Il y a 150 ans naissait Chesterton - France Catholique
Edit Template
Marie dans le plan de Dieu
Edit Template

Il y a 150 ans naissait Chesterton

Copier le lien
Gilbert Keith Chesterton (1874-1936).

Gilbert Keith Chesterton (1874-1936).

Il était né le 29 mai 1874 à Londres. Il faut évoquer un géant dans tous les sens du terme. Comme Chesterton prisait la plaisanterie, on peut rappeler que, lorsqu’il se levait de son siège dans un bus londonien, c’était pour laisser place à au moins trois dames debout… Mais du colosse, il avait d’abord le formidable appétit de vivre, et surtout de vérité intellectuelle. Doué pour l’écriture à un degré supérieur, il s’inscrit au sommet de la littérature anglaise de son temps, reconnu tel par tous ses pairs, y compris les plus opposés à ses convictions.

« Les enquêtes du Père Brown »

Pour moi, Chesterton évoque d’abord un souvenir d’enfance. Tout petit, mes parents m’avaient abonné au magazine Bayard, publié par les éditions de la Bonne Presse, du nom du chevalier sans peur et sans reproche. Chaque semaine, je pouvais y retrouver Les Enquêtes du Père Brown, ou peut-être même du Father Brown. Je ne saurais dire si le texte avait été adapté à l’usage du jeune public. Nous n’en étions pas moins passionnés par ces histoires de roman policier, où un étrange petit prêtre parvenait, d’un sûr instinct, à démêler les énigmes les plus déconcertantes. C’est plus tard que j’appris à connaître bien d’autres ouvrages de l’écrivain, mais ce n’était pas une mauvaise introduction à l’œuvre que de s’être passionné pour ce détective du bon Dieu, qui dépassait la sagacité géniale d’un Sherlock Holmes. François Rivière, auteur d’une excellente biographie – Le Divin Chesterton, Rivages – m’a d’ailleurs appris que « parmi les premiers fans du Père Brown », figurait Alfred Hitchcock, le futur cinéaste de L’Homme qui en savait trop, titre très chestertonien.

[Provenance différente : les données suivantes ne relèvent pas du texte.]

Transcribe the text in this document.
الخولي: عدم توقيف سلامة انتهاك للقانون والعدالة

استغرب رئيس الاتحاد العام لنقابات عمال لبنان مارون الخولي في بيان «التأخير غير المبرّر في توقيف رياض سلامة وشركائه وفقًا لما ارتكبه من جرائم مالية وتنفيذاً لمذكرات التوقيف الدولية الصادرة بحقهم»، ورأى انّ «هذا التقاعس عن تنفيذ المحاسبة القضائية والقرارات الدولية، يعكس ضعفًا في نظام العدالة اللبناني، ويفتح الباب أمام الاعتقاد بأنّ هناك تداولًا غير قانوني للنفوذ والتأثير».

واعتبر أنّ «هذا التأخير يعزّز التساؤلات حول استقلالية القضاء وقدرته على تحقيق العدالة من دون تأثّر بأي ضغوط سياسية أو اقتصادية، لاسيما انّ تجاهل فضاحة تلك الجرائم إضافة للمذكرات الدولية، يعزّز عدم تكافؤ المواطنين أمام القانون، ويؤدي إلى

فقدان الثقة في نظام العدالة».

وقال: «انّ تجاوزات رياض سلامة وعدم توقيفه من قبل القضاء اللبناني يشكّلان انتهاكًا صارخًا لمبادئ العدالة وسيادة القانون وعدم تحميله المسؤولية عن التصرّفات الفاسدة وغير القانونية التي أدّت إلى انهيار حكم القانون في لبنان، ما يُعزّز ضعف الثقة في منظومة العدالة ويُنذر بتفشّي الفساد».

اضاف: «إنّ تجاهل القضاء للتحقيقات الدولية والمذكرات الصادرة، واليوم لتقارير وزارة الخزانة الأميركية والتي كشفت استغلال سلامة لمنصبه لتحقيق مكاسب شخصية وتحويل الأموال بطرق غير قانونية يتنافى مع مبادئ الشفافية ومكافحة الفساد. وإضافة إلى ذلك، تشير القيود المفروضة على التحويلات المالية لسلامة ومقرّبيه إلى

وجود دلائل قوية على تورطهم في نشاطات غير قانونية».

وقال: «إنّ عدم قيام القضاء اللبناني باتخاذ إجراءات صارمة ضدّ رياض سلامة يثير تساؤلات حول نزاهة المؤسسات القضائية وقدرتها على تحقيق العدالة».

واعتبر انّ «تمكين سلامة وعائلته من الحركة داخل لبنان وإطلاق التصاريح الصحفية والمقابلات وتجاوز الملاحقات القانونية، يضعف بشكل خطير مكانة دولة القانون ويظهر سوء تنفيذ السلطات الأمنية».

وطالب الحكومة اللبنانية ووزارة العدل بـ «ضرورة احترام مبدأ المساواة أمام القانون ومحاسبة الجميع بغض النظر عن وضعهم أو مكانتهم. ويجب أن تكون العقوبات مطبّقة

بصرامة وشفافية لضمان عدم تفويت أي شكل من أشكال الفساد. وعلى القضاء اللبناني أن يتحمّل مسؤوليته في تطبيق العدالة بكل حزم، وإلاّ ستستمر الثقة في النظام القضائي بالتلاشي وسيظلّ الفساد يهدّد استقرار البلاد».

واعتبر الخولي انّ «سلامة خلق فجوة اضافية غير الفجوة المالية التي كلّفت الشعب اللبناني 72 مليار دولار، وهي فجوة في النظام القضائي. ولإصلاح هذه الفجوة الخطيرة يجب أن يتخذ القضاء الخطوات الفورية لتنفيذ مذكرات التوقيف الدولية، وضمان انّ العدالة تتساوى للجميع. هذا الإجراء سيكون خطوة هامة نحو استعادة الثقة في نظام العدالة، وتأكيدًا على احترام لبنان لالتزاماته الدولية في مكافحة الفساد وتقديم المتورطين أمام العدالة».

Mais chez cet écrivain singulier, rien n’est jamais gratuit, et le genre policier qu’il affectionnait ne met pas pour rien un prêtre en scène dans un rôle si singulier par rapport à son ministère. Comme l’écrit encore François Rivière, « à travers les exploits du Père Brown » se révèle « la présence obsessionnelle du dogme chrétien ».

Brown renvoie, en effet, à un prêtre bien réel, le Père John O’Connor, qui a joué un rôle essentiel dans l’évolution spirituelle de celui qui, après une longue maturation, a fini par adhérer à l’Église catholique, d’anglican qu’il était. Les interminables conversations entre l’écrivain et le prêtre sont pour le premier l’occasion de rentrer dans toute la profondeur d’un ministère ecclésial. L’aumônier de prison a une connaissance sans pareille des tréfonds de l’âme humaine, jusque dans leur plus extrême noirceur. De là à imaginer le confesseur sous les traits d’un Father Brown, il n’y faut que le génie de Gilbert Keith Chesterton : « En créant un petit prêtre catholique à l’allure pataude mais en vérité doté d’une science théologique aiguë et d’une rouerie sans pareille, le tout sur fond de bon sens populaire, Gilbert accomplit une merveille. »

Les artistes de Lascaux

Pour autant, il ne faudrait pas croire que notre écrivain s’est contenté de l’exploration des ténèbres pour une investigation de ce mystère qu’est la nature humaine. À ce propos, il convient de recommander ce chef-d’œuvre que constitue L’homme éternel, composé de deux volets, le premier intitulé Cet Animal qu’on appelle l’homme, le second L’Homme qu’on appelle le Christ. C’est l’occasion pour le penseur d’exprimer son insatisfaction à l’égard de l’évolutionnisme alors en plein essor. L’homme primitif n’a rien d’un singe évolué, c’est déjà l’artiste qui s’exprime sur les murs de Lascaux. L’homme est le plus extraordinaire des miracles et il est le fruit d’une accumulation de miracles. Et c’est bien pourquoi à un tel miracle peut s’ordonner la Révélation chrétienne, avec l’apparition de cet homme qu’on appelle le Christ.

On ne saurait évoquer Chesterton sans citer son maître-ouvrage : Orthodoxie. Il y témoigne de la vigueur de sa foi, présentée comme l’accomplissement d’une recherche personnelle. Un livre foisonnant d’idées, à l’image de cette âme singulière, d’une incomparable agilité. Lire Chesterton encore aujourd’hui, c’est s’épargner les fausses routes où l’on se perd trop souvent. Et retrouver ainsi la splendeur chrétienne.